TISSE D’IVOIRE : fierté en héritage, force en avenir
Février s’achève, mais nos couleurs, elles, ne s’effacent jamais.
Dans chaque étoffe portée à l’Office Ivoirien de la Propriété Intellectuelle (OIPI) , il y a plus qu’un motif.
Il y a une signature invisible.
Celle des artisans, des créateurs, des tisserands et des stylistes qui transforment le patrimoine en expression contemporaine.
Le tissu n’est pas seulement parure.
Il est œuvre.
Il est savoir-faire.
Il est propriété.
Du pagne baoulé aux étoffes sénoufo, des inspirations wê aux créations modernes revisitées, chaque pièce raconte une histoire d’innovation enracinée.

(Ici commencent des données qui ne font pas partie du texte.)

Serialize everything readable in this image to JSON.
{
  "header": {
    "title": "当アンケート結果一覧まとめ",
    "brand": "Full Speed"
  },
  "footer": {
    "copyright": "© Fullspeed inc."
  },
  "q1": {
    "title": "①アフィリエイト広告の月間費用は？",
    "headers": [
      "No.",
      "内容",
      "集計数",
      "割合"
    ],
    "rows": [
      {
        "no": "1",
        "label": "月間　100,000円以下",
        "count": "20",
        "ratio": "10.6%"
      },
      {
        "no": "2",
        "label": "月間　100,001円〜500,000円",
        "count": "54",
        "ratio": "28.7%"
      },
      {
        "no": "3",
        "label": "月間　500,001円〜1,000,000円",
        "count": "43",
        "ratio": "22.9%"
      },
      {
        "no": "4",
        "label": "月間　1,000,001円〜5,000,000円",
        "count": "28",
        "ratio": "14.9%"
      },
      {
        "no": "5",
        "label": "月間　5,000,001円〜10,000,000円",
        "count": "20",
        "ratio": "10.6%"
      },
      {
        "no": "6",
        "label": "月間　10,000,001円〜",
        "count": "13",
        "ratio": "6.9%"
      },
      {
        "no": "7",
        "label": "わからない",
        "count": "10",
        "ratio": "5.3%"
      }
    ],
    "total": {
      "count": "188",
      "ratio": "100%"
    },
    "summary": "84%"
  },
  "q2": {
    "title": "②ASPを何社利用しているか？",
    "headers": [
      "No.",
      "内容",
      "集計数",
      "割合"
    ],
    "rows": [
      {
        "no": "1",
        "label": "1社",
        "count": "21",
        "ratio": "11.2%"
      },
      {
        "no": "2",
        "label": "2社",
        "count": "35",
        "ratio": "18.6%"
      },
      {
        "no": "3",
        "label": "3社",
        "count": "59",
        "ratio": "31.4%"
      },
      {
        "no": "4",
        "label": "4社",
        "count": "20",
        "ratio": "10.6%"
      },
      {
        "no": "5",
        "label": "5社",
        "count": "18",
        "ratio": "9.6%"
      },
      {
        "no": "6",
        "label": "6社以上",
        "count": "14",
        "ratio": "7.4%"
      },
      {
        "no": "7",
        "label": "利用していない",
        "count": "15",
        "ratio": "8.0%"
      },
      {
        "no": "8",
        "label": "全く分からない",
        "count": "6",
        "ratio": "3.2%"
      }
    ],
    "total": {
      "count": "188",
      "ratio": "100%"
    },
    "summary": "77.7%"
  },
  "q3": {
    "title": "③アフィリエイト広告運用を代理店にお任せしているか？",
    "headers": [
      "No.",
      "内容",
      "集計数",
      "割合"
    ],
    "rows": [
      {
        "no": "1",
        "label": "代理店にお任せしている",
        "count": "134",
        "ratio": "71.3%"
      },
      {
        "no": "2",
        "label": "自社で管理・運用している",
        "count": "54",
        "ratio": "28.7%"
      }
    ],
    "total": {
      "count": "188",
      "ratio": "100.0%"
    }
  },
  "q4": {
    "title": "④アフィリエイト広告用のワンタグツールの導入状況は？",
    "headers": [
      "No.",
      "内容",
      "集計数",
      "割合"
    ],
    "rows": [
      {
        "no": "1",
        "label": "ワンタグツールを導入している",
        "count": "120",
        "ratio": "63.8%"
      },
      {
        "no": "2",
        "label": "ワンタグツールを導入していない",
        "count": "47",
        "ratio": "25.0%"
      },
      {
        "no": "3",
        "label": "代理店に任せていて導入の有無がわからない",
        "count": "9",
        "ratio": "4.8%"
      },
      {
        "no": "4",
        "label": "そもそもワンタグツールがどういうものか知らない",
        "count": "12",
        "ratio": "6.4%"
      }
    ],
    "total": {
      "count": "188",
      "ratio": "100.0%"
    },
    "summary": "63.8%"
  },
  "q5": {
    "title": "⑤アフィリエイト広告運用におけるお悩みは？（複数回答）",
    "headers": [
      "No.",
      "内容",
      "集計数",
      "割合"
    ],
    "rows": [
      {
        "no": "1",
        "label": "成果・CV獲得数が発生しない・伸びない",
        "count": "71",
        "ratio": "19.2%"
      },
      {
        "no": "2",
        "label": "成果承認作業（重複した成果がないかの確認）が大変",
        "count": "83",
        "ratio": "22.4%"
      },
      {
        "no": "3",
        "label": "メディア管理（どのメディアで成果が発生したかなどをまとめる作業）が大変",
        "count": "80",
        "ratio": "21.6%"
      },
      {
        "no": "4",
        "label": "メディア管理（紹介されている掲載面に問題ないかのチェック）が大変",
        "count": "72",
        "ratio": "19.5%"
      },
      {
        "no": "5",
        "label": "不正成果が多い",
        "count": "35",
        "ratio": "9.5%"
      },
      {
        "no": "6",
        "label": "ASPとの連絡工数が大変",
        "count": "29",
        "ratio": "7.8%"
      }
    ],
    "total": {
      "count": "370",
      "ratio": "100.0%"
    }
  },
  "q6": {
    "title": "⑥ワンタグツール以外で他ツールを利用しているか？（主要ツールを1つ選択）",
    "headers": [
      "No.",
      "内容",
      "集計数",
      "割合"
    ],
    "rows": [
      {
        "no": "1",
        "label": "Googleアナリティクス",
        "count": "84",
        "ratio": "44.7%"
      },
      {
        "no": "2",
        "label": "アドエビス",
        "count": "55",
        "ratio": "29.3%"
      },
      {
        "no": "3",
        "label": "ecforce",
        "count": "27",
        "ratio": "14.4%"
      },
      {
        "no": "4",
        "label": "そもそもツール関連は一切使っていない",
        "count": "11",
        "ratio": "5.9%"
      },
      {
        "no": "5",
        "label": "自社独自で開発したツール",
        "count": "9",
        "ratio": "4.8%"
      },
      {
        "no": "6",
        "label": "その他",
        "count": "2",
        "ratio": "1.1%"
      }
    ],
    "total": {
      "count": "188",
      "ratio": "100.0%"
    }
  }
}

Porter nos textiles, c’est affirmer que la créativité ivoirienne est une richesse vivante — et protégée.
À l’OIPI, le dernier vendredi du mois n’est pas un simple rendez-vous vestimentaire.
C’est un engagement.
Protéger les créations locales.
Encourager l’innovation inspirée de nos traditions.
Faire rayonner l’identité culturelle à travers le droit de la propriété intellectuelle.
Tissé d’Ivoire, en cette fin février, nous rappelle une vérité essentielle :
nos racines ne sont pas figées dans le passé —
elles sont la matière première de notre avenir.
Et à l’OIPI,
la Côte d’Ivoire ne se limite pas à être célébrée.
Elle est protégée, valorisée et portée avec fierté.